Originally Posted by Jodiuh
Ok, I used EZFlash and the MSI BIOS.
My clock is all over the place...1210, 1046, etc. Voltage is bouncing around too.
This should not be happening, right? I was under the impression my clocks would STAY @ 1210 and my voltage would STAY @ 1.2.
It is perfectly normal for clocks and voltage to change under unsteady load. Gaming and similar loads are generally somewhat unsteady because what is being rendered changes all the time. Voltage will change to match the appropriate voltage level for the clock speed - the two will always change together.
The reason they change is because different tasks produce different load on the GPU. Not all loads make the CPU produce as much heat, even if they run at the same clock speed. So if the card is bumping along it's set TDP limit, if a few lightweight frames are getting rendered the clock speed will go up and it'll still stay within the TDP. On heavier frames, the TDP will go up and the card will clock back accordingly.

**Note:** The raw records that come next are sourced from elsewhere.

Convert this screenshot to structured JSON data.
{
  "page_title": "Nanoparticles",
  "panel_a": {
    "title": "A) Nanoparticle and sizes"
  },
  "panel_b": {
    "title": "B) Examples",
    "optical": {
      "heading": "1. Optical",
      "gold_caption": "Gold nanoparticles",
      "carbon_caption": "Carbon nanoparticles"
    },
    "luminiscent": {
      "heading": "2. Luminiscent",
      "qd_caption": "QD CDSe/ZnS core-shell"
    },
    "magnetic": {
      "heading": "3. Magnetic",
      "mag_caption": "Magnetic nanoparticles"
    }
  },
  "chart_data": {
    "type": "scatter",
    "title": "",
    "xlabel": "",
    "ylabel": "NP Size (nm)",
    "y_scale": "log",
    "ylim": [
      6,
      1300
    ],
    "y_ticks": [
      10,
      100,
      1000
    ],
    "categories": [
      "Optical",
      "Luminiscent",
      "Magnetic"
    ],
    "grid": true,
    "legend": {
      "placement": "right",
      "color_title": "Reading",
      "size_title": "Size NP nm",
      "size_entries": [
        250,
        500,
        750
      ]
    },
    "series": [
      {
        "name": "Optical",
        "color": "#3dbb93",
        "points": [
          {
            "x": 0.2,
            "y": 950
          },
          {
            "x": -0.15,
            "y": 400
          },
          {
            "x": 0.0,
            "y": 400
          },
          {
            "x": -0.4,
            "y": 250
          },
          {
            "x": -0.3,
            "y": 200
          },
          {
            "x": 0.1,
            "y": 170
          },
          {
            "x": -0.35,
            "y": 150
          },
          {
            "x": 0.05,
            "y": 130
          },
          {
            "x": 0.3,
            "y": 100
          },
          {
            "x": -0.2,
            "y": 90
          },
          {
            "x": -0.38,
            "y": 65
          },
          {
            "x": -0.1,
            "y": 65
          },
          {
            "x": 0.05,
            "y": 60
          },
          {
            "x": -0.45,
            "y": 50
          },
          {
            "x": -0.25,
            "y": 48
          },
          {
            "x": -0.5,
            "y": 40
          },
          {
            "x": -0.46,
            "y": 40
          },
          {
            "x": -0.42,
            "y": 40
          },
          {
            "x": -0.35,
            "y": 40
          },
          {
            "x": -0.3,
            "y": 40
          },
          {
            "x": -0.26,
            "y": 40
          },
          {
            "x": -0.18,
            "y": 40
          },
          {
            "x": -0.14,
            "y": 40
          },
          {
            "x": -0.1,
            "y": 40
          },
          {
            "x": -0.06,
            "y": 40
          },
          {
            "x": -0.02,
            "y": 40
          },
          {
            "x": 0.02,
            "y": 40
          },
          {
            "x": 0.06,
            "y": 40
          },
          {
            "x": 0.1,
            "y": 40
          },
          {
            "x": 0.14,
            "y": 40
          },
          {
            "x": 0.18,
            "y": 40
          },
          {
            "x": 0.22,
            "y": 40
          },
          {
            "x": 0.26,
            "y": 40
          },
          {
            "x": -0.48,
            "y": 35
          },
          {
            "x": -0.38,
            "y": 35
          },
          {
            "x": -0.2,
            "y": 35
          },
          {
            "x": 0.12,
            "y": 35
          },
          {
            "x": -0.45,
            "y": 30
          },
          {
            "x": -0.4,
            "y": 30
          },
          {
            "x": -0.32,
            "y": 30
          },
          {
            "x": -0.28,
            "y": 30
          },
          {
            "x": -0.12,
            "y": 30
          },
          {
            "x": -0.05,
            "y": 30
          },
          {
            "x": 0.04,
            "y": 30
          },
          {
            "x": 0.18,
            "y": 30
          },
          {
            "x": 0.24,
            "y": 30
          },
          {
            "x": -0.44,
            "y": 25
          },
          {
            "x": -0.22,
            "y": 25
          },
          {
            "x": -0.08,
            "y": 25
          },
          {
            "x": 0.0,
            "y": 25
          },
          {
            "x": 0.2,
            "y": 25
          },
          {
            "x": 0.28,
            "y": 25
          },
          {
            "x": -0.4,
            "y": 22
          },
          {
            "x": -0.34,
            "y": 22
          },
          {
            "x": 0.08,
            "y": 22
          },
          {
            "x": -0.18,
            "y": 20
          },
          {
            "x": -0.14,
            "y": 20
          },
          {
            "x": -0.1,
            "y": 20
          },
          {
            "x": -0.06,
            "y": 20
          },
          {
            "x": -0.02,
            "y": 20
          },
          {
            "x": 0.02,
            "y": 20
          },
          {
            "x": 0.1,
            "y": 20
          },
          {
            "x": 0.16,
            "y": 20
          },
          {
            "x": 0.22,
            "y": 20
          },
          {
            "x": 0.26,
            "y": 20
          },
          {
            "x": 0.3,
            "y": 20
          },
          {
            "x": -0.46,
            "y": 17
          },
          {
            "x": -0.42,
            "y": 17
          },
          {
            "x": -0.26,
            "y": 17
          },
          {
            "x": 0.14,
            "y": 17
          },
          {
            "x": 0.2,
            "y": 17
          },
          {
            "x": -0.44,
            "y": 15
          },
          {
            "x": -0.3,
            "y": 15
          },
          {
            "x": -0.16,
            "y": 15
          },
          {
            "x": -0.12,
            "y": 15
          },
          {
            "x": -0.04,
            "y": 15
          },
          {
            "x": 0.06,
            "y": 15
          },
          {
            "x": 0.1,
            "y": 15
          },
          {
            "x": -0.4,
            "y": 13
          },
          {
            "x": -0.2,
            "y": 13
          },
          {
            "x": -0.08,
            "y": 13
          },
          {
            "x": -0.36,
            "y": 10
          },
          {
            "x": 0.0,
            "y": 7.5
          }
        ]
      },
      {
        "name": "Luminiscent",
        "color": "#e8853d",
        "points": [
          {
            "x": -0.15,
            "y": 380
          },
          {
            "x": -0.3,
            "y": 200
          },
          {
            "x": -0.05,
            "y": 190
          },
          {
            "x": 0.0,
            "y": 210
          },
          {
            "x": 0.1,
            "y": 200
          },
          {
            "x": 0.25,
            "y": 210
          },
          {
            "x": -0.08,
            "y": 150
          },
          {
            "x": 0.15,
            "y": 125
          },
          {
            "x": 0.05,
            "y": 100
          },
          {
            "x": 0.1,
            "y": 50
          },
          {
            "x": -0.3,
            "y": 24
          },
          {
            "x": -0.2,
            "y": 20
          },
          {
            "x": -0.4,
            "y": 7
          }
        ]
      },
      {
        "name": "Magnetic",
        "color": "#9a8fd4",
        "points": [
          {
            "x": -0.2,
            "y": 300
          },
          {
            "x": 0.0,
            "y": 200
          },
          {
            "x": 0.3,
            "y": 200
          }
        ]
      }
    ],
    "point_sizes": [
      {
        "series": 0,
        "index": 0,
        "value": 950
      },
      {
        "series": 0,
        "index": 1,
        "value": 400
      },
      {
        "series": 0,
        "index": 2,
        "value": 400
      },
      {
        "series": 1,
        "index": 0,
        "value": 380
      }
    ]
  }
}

As I said before the headline default and boost clock speeds are nothing more than a marketing con, because all cards will throttle below default clocks when idle and boost above the boost clocks under load if the temperature limit, power limit, voltage limit and maximum clock limit allow.
Bouncing clocks are actually bad for performance - every time the clock speed transition occurs, all the pipelines in the processor have to get flushed before the state is transitioned. This costs you a few clock cycles at every transition. It can also cause stutter during play, but this is to some extent covered up by the fact that at least one frame is always pre-rendered.
If you are tuning for actually using the card for a real purpose (e.g. gaming or computation) rather than some arbitrary bragging rights, and you find the clock speed is all over the place under long term load (e.g. I find my clock/voltage settles after 10 seconds or so and doesn't move much after that) you can limit the maximum boost clock so that under maximum steady state load it never hits the power/thermal/voltage limits; it should hit maximum boost first, which will cause it to just stay there. It will reduce your maximum frame rate (on those easy to render frames), and thus lower your benchmark results, but it will improve the fps stability and under a stady state load (e.g. computation), improve overall performance slightly. Note that the maximum boost clock is not the same as the boost clock shown by GPU-Z. Dump the BIOS and open it in KBT, on the first tab you'll see what the maximum boost clock is set to.
From the screenshot you posted, that looks fine. A clock speed transition every few seconds is fine. It's when the clock speed starts transitioning on most readings that the performance will deteriorate.